The first batch of corn is already starting to push at the tops of their mini-greenhouses, altho the beets are taking their sweet time. Soybeans are also a tad slow. Looking forward to putting the tomatoes and chiles in the ground this wkd.
~~Lucky
If anything, I think you may have over spaced things, but that’s OK if you’re willing to keep those spaces free of weeds (by mulching or weeding). I am wondering why there is different spacing for the different tomatos — aren’t they all indeterminate? If so, three foot (90cm if you must) spacing should be fine for all of them — I use a tripod teepee of six foot stakes to hold three tomatoes — it also works great for six climbing beans or six climing cukes.
And when you get time, I’d love to see pix of what a garden at 45degrees latitude looks like in Montpellier. Also — is this a community garden? Near your house or your office?
LikeLike
Clearly, the gardening gene leaped over me to my sons.
And I haven’t heard of avid gardening exploits from my siblings, either.
LikeLike
I figured on a tripod of giant reed canes for each tomato plant. Frankly, we’re going to have enough tomatos to not need multiple plants on each tripod. The tomato varieties had different spacings given on the seed packets and thus the different-sized circles. We’ll see how it works out.
It is a community garden in a village next to the lab. Vineyards nearby and a nice view of the Pic St. Loup. My plot’s previous steward was a colleague at the lab who has just retired and will move to Vienna in a month to be closer to his extended family, so I got into the garden through him. First garden picnic is next Saturday and I’ll take some pics then.
Gardening for me is part of an overall rejection of the cut-throat corporate American culture that I grew up in. It’s a small and personal gesture, to be sure, but tending to my garden instills a sense of independence from all that I find wanting in the world around me. I suspect that my sibling, whose garden is much bigger and more productive and whose overall lifestyle appears to be much more geared to this sort of independent feeling, can relate.
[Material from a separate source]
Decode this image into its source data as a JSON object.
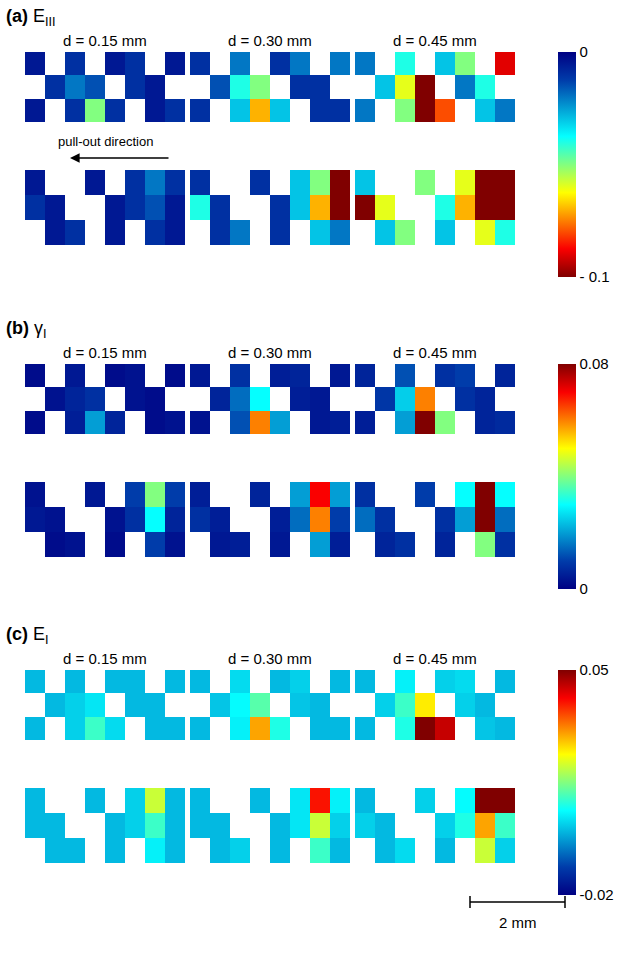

Perhaps it seems a bit of a reach to turn something as simple and universal as a vegetable garden into a political statement but that’s what’s at the core of it for me. I also suspect that the gene that triggered this may have manifested itself in my old man’s generation in the urge to get the hell out of Ohio. But maybe that’s a different gene.
I also wanted to have a garden here to grow the summer vegetables of my youth (particularly sweet corn) that are not available here in the shadow of Pic St. Loup.
LikeLike
Looks like a great garden in the making. Don’t you fellas remember when the 3 of us had the community garden in Newton? We’d ride our bikes there and toil only to share most of the produce with the deer, rabbits & racoons. Surely that was me developing the gardening gene you both got from me!
I’m only sorry I can’t share in the bounty from your gardens. B, what kinds of animals are nibbling in France? I look forward to many photos.
LikeLike
I cant get my grass to grow…a garden is (perhaps) out of the question. I’ll buy my tomatoes at the farmers market. Good for all U agronomy guys.
LikeLike
Actually, I don’t get no high fallutin’ notions of “rejecting corporate America” or “sense of independence” when I garden. I garden because I’m cheap, but I like to eat well, and I’ve got the land. I must say that I do enjoy it as well, so that makes it easier to do when the black flies are biting. Most food tastes best when it has been just harvested, and I love being able to cook dishes that I would have to travel to Boston or NYC or SF and pay an arm and a leg for at a fancy restaurant. Perhaps being cheap is a kind of rejection of The Man, and not spending money to feed us provides the “independence” thing, but I never really get that deep into it.